With the celebration of Earth Day recently and spring cleaning on the minds of many homeowners, it’s an ideal time to make homes more earth-friendly and energy efficient. In fact, with only a few small, affordable changes, homeowners could be on their way to saving 20% or more on monthly energy bills. Here, the home-efficiency specialists from Service Experts share tricks on how to start saving today.
1. Use a Smart Thermostat
A smart thermostat usually saves between 12% to 23% on a power bill, and it’s also a very good tool to cut down on carbon emissions from a residence. How do they do it? Smart thermostats do more than just programming the time of day for the system to turn on or off. Some smart thermostats are intuitive and can detect changes in consumption patterns and home activity. They can also be programmed from another location, and notify homeowners about changes that may affect their energy bill.
“This technology saves you money and also makes life easier,” stated Service Experts’ Lisa Lange. “It’s a low-cost way to improve energy efficiency in your home immediately.”
2. Hire a Professional to Perform a Heating and Cooling System Tune-Up
Before the summer heat arrives, another eco-friendly move is to schedule an air-conditioning system tune-up. This will help homeowners avoid significant repairs during the busy season for HVAC technicians and a system that performs optimally minimizes reliance on fossil fuel energy sources.
A routine servicing involves cleaning all of the system’s key components, as well as testing and making adjustments to the unit’s operating system. In addition to checking refrigerant levels and replacing clogged or dirty air filters, the outdoor condenser should also be cleaned and inspected.
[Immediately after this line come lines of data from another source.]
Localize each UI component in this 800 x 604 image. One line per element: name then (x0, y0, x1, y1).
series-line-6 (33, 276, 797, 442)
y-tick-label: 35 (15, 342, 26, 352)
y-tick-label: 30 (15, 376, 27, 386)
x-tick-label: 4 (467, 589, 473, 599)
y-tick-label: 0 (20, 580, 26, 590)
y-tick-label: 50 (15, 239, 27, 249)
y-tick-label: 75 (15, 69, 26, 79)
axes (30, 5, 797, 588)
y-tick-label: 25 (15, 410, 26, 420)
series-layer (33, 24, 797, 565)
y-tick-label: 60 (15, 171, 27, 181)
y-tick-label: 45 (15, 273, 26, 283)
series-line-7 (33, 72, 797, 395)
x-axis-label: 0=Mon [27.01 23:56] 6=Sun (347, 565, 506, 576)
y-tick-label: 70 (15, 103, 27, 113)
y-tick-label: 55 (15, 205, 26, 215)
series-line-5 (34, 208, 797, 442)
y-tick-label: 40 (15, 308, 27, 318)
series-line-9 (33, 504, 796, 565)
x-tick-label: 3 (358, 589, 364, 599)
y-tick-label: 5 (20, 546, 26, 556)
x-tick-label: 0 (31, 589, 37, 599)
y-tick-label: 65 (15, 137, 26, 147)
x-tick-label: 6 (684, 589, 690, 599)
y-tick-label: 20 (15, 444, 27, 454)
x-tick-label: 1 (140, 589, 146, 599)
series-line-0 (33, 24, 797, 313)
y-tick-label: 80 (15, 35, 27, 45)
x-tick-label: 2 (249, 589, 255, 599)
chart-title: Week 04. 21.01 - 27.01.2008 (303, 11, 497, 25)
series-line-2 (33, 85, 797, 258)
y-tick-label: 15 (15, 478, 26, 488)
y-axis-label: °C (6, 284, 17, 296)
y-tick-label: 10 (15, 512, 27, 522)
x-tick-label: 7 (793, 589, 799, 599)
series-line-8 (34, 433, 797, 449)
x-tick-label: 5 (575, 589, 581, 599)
“During your tune-up, it’s a great time to tap the expertise of an HVAC pro,” explained Lisa Lange. “We encourage customers to ask about thermostat settings, when to change air filters and bring any other questions they may have about the energy efficiency of their home.”
3. Add Insulation
Installing more insulation in a home is a green tip that could help save up to 20% on an electricity bill. In many households, air gets out through attics, crawl spaces and basements. If a room is drafty and has problems maintaining a consistent temperature, it may be time to inspect your home's attic insulation. Cold floors might also be a sign that basement insulation isn’t at the level you really need it to be. All of these worries also lead to additional energy consumption, which leads to more carbon emissions.
“Many homeowners are surprised when they learn their home is under-insulated, but it’s actually quite common,” said Lange. “The good news is that, just like a smart thermostat, you can see the utility cost savings from this decision very quickly. You will also take comfort in knowing that you are helping improve our environment through reduced emissions.
4. Ensure Your Home Is Airtight
Windows, ductwork, light sockets and weather stripping around doors are all places in the home subject to leaks and heat loss or gain (in summer, no one wants muggy air seeping in). Let Earth Day be a signal to green up these areas of the house by embarking on some simple repairs. Replacing old weather stripping and caulking around windows are two inexpensive tasks that are reasonably easy to tackle, said Lange, and will lower the load on HVAC systems and the electrical grid too.
5. Think About Developing an Energy Zoning System
To formulate a comfort zoning system for a home, a certified HVAC Expert identifies locations in a house based on its layout, sun exposures and the amount of energy demand different areas need. The HVAC pro can then design a system that properly distributes air throughout the home weighing comfort and energy efficiency. These systems usually involve several thermostats and adjustments to the ductwork. When coupled with a smart thermostat, they can drastically improve comfort, save customers more than 30% on their energy bill and seriously reduce a home’s greenhouse gas emissions.
“How many times in a day do we heat or cool a room no one is using? It happens all the time, and it adds up to significant energy waste, and these systems are an optimal solution,” Lange said.
6. Buy Energy-Efficient Light bulbs
If a homeowner’s spending plan doesn't permit for major upgrades, replacing regular incandescent light bulbs with energy-efficient LEDs is an inexpensive, eco-friendly decision with a huge impact on the environment. Many LEDs will last up to seven years and use about 90% less power than traditional bulbs.
7. Use Solar Energy
With up to 30% in federal tax credits available to lower the expense of a solar installation, there may never be a better time to install one on a home. Over their lifetime, these quality, energy-producing systems can yield an average savings of about $60,000 and greatly reduce a homeowner’s overall carbon footprint.
“We have the best program in the country. Our experts will develop an energy savings plan that will help you get the most out of your system and show you’re making a direct positive impact on the environment,” Lange said.